Мы прообедали в той кафешке не меньше двух часов, совершенно разомлев от тамошней теплой человеческой обстановки, а потом заказали с собой контейнер с пирожками для Палыча и наконец отправились восвояси, уложившись в итоге всего в тысячу рублей — по столичным меркам практически даром.
Игоря даже будить не пришлось — он сидел в кресле водителя и возился с приемником, пытался починить антенну. Совесть, видно, заела, или скучно стало.
Таращить глаза на сотку долларов и четыре тысячи рублей в придачу он не стал — только спросил небрежно:
— Грабанули кого, что ли? На минуту вас нельзя одних оставить!
Валера начал было рассказывать про нашу стычку с лохотронщиками, распахнул рубаху, тыча в сиреневое пузо, но Палыч, равнодушно взглянув на синяк, отмахнулся:
— Коммерсантов наших пора высвистывать. Прискакали уже небось.
Он быстро дожевал пирожок и достал телефон:
— Геннадий Иванович? Да, мы приехали. У входа в бизнес-центр. Куда нам идти?.. Машина — микроавтобус, «форд». С медведями… Нет, не «Единая Россия».Да нет, гризли канадские, большие такие. Три гризли с каждой стороны, на фоне камуфляжа…
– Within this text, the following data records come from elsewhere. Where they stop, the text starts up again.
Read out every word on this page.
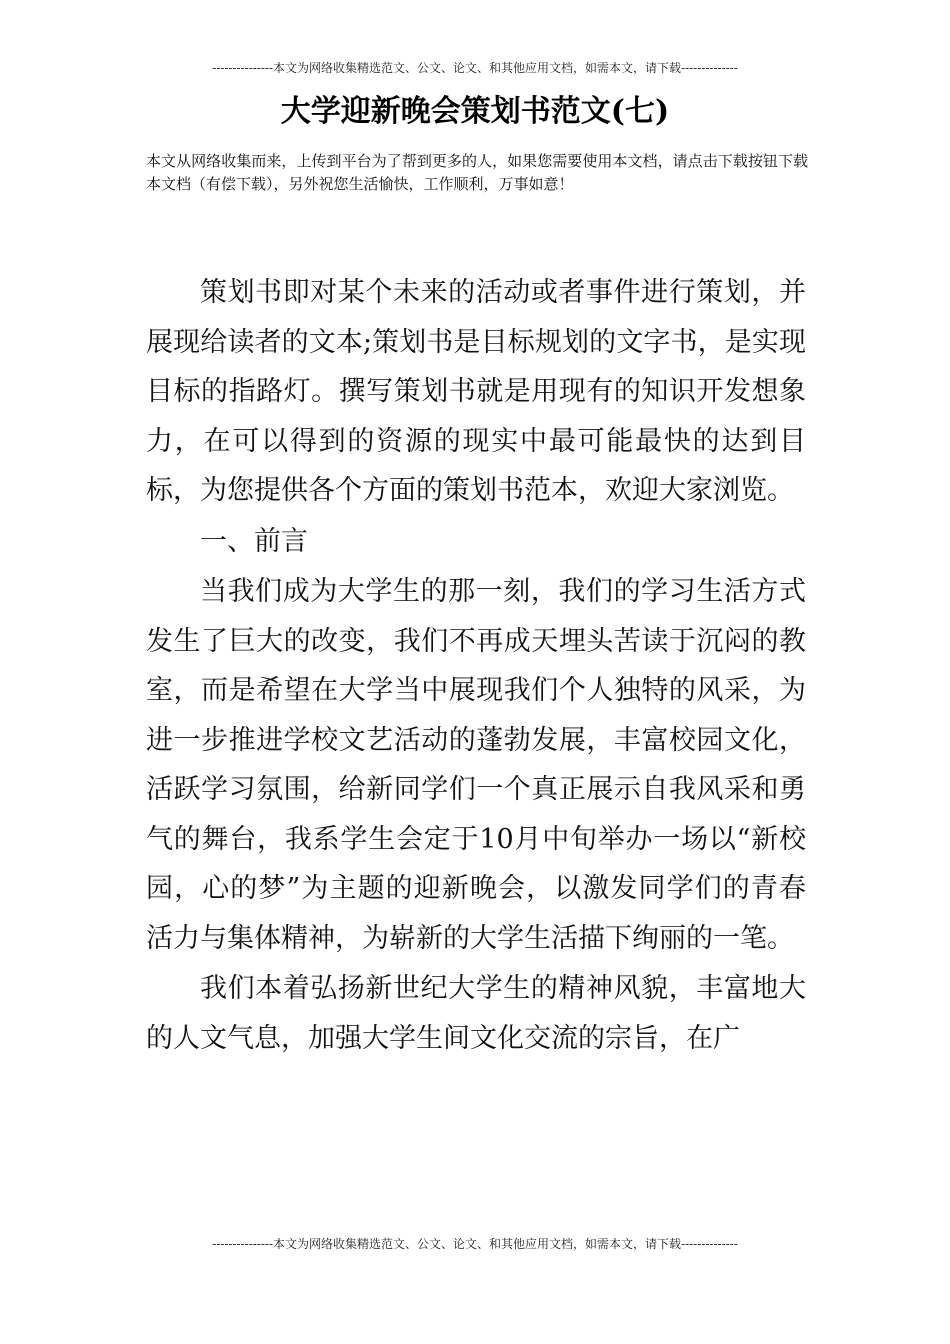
---------------本文为网络收集精选范文、公文、论文、和其他应用文档，如需本文，请下载--------------
大学迎新晚会策划书范文(七)

本文从网络收集而来，上传到平台为了帮到更多的人，如果您需要使用本文档，请点击下载按钮下载本文档（有偿下载），另外祝您生活愉快，工作顺利，万事如意！

策划书即对某个未来的活动或者事件进行策划，并展现给读者的文本;策划书是目标规划的文字书，是实现目标的指路灯。撰写策划书就是用现有的知识开发想象力，在可以得到的资源的现实中最可能最快的达到目标，为您提供各个方面的策划书范本，欢迎大家浏览。

一、前言

当我们成为大学生的那一刻，我们的学习生活方式发生了巨大的改变，我们不再成天埋头苦读于沉闷的教室，而是希望在大学当中展现我们个人独特的风采，为进一步推进学校文艺活动的蓬勃发展，丰富校园文化，活跃学习氛围，给新同学们一个真正展示自我风采和勇气的舞台，我系学生会定于10月中旬举办一场以“新校园，心的梦”为主题的迎新晚会，以激发同学们的青春活力与集体精神，为崭新的大学生活描下绚丽的一笔。

我们本着弘扬新世纪大学生的精神风貌，丰富地大的人文气息，加强大学生间文化交流的宗旨，在广

---------------本文为网络收集精选范文、公文、论文、和其他应用文档，如需本文，请下载--------------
Выслушав ответ, Палыч опустил трубу и озабоченно сказал:
— Сам сейчас подойдет. К чему бы это?..
Я лично догадался к чему, когда увидел выходящегоиз парадного подъезда невысокого мужчину в строгом деловом костюме, тщательно вычищенных туфлях и с небольшим, но увесистым кейсом в руке. Мужчина подошел к нашей машине, покосился на косолапых мишек и одним движением свободной руки открыл пассажирскую дверь салона.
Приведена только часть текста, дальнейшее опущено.